Install the dependencies

You can install the dependencies into a virtual environment using uv.

uv sync --dev

Upload data to Pinecone

Pinecone is used to store documents that different agents can use. There is a helper script to create indexes and upload the documents.

python ./scripts/setup_pinecone.py

This will take a few seconds and a successful run should look like:

Loading documents for credit-card-information folder...
...
✅ Document processing and upload complete!

Launch the app

To launch the app, you can use the chainlit package that you just installed:

chainlit run app.py -w

This will start the app, and launch it on localhost:8000. The -w flag will watch for code changes, and reload if these are made, so you avoid restarting the app if you make code changes.

This project also includes a launch.json configured to debug the app in VS Code.

Evaluate the agents

Once you have interacted with the app, traces will appear in Galileo. Log into the Galileo console, and you will see your traces.

From there you can configure the metrics you are interested in.
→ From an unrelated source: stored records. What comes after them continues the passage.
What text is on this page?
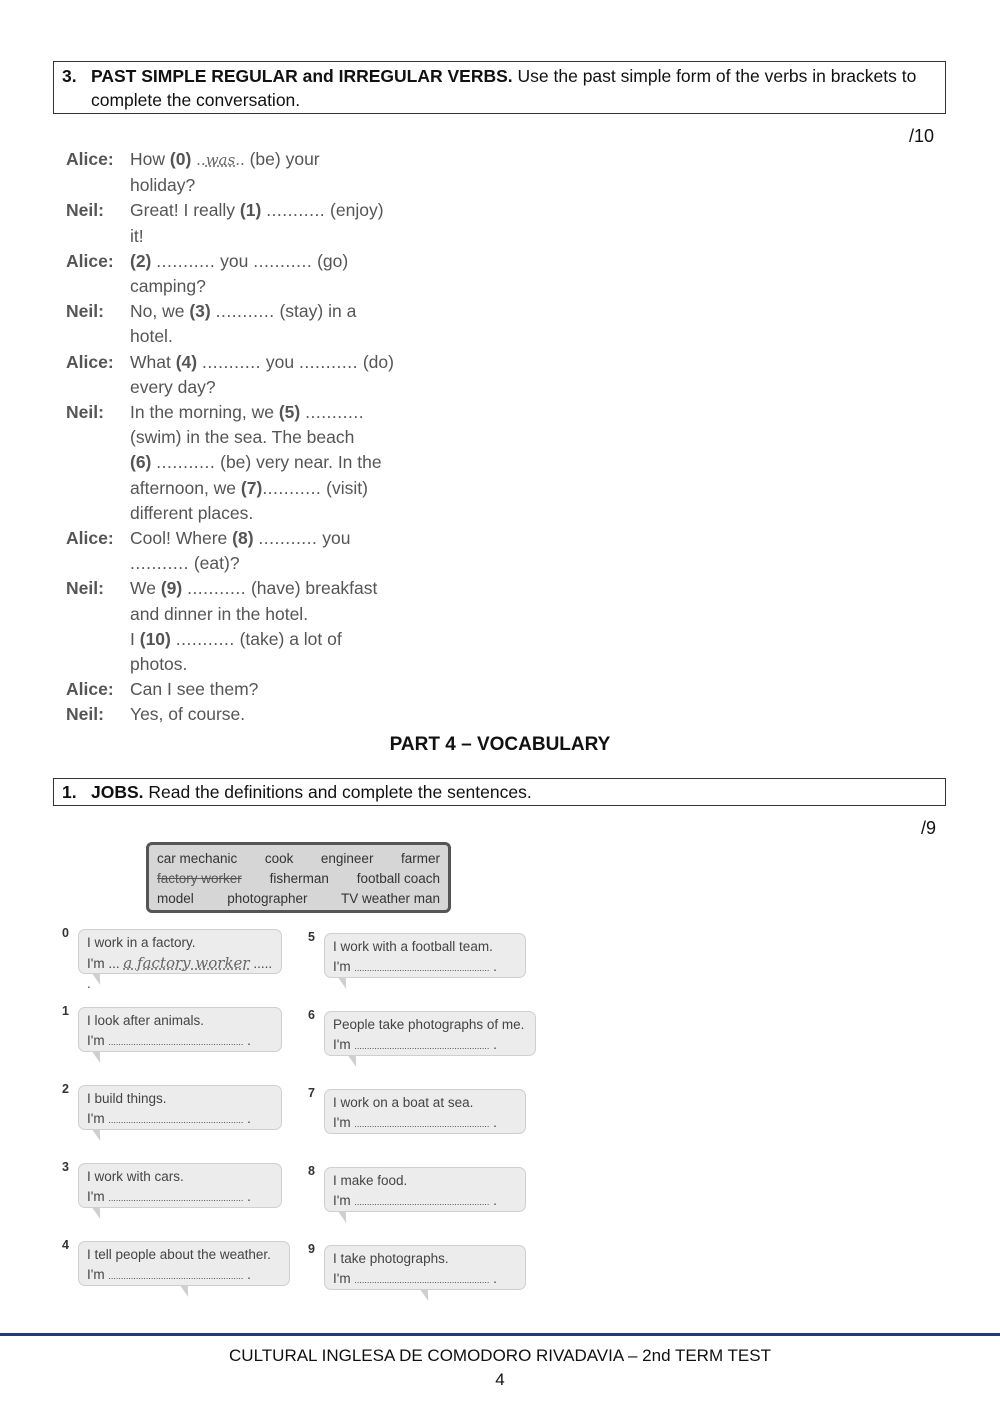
3. PAST SIMPLE REGULAR and IRREGULAR VERBS. Use the past simple form of the verbs in brackets to complete the conversation.
/10
Alice: How (0) ..was.. (be) your
holiday?
Neil:	Great! I really (1) ........... (enjoy)
it!
Alice: (2) ........... you ........... (go)
camping?
Neil:	No, we (3) ........... (stay) in a
hotel.
Alice: What (4) ........... you ........... (do)
every day?
Neil:	In the morning, we (5) ...........
(swim) in the sea. The beach
(6) ........... (be) very near. In the
afternoon, we (7)........... (visit)
different places.
Alice: Cool! Where (8) ........... you
........... (eat)?
Neil:	We (9) ........... (have) breakfast
and dinner in the hotel.
I (10) ........... (take) a lot of
photos.
Alice: Can I see them?
Neil:	Yes, of course.
PART 4 – VOCABULARY
1. JOBS. Read the definitions and complete the sentences.
/9
car mechanic cook engineer farmer
factory worker fisherman football coach
model photographer TV weather man
0
I work in a factory.
I'm ... a factory worker ..... .
1
I look after animals.
I'm ...................................................... .
2
I build things.
I'm ...................................................... .
3
I work with cars.
I'm ...................................................... .
4
I tell people about the weather.
I'm ...................................................... .
5
I work with a football team.
I'm ...................................................... .
6
People take photographs of me.
I'm ...................................................... .
7
I work on a boat at sea.
I'm ...................................................... .
8
I make food.
I'm ...................................................... .
9
I take photographs.
I'm ...................................................... .
CULTURAL INGLESA DE COMODORO RIVADAVIA – 2nd TERM TEST
4
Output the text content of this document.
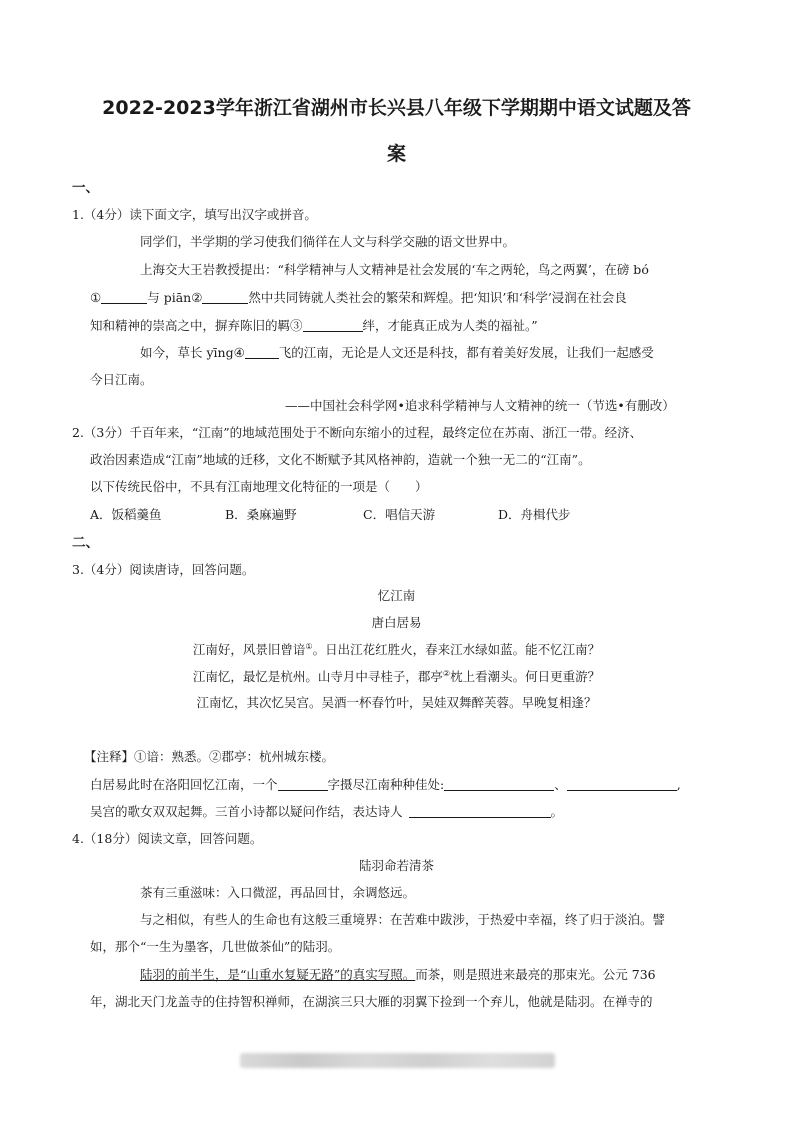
2022-2023学年浙江省湖州市长兴县八年级下学期期中语文试题及答
案
一、
1.（4分）读下面文字，填写出汉字或拼音。
同学们，半学期的学习使我们徜徉在人文与科学交融的语文世界中。
上海交大王岩教授提出：“科学精神与人文精神是社会发展的‘车之两轮，鸟之两翼’，在磅 bó
①	与 piān②	然中共同铸就人类社会的繁荣和辉煌。把‘知识’和‘科学’浸润在社会良
知和精神的崇高之中，摒弃陈旧的羁③	绊，才能真正成为人类的福祉。”
如今，草长 yīng④	飞的江南，无论是人文还是科技，都有着美好发展，让我们一起感受
今日江南。
——中国社会科学网•追求科学精神与人文精神的统一（节选•有删改）
2.（3分）千百年来，“江南”的地域范围处于不断向东缩小的过程，最终定位在苏南、浙江一带。经济、
政治因素造成“江南”地域的迁移，文化不断赋予其风格神韵，造就一个独一无二的“江南”。
以下传统民俗中，不具有江南地理文化特征的一项是（　　）
A．饭稻羹鱼	B．桑麻遍野	C．唱信天游	D．舟楫代步
二、
3.（4分）阅读唐诗，回答问题。
忆江南
唐白居易
江南好，风景旧曾谙①。日出江花红胜火，春来江水绿如蓝。能不忆江南？
江南忆，最忆是杭州。山寺月中寻桂子，郡亭②枕上看潮头。何日更重游？
江南忆，其次忆吴宫。吴酒一杯春竹叶，吴娃双舞醉芙蓉。早晚复相逢？
【注释】①谙：熟悉。②郡亭：杭州城东楼。
白居易此时在洛阳回忆江南，一个	字摄尽江南种种佳处:	、	,
吴宫的歌女双双起舞。三首小诗都以疑问作结，表达诗人	。
4.（18分）阅读文章，回答问题。
陆羽命若清茶
茶有三重滋味：入口微涩，再品回甘，余调悠远。
与之相似，有些人的生命也有这般三重境界：在苦难中跋涉，于热爱中幸福，终了归于淡泊。譬
如，那个“一生为墨客，几世做茶仙”的陆羽。
陆羽的前半生，是“山重水复疑无路”的真实写照。而茶，则是照进来最亮的那束光。公元 736
年，湖北天门龙盖寺的住持智积禅师，在湖滨三只大雁的羽翼下捡到一个弃儿，他就是陆羽。在禅寺的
Once metrics are enabled, you can have more conversations to see the evaluations.

Evaluate the agents with a unit test

This project also includes a unit test to run the chatbot with a set of defined prompts, evaluating the prompts for action advancement, action completion, tool selection quality, and tool errors, only passing the test if both metrics score an average of 100% (or 0% for tool errors) over all the entries in the dataset.

This is run using the Galileo experiments framework - allowing you to run any code as an experiment against a fixed dataset of prompts. This mechanism allows you to run AI applications, from simple to complex, under test conditions with a defined set of inputs. You can then use the results of evaluations run against your app to help with model selection or prompt engineering, as well as validating your application as part of a CI/CD pipeline.

You can run the unit test by running the following command inside your virtual environment:

python -m pytest test.py

This will run the single test which will:

  • Look in your project for a dataset, creating it if it doesn't exist
  • Call the agent inside a call to run_experiment, passing each row from the dataset in as inputs
  • Poll the experiment until it has finished and the metrics are calculated
  • Check that all the metrics return 100% (or 0% for tool errors), failing if they do not

To see the benefits of this unit test, after running it, check the insights in Galileo to fix up the agent system prompts. For example, the system prompt for the supervisor agent doesn't suggest using the credit score tool to answer questions on credit score.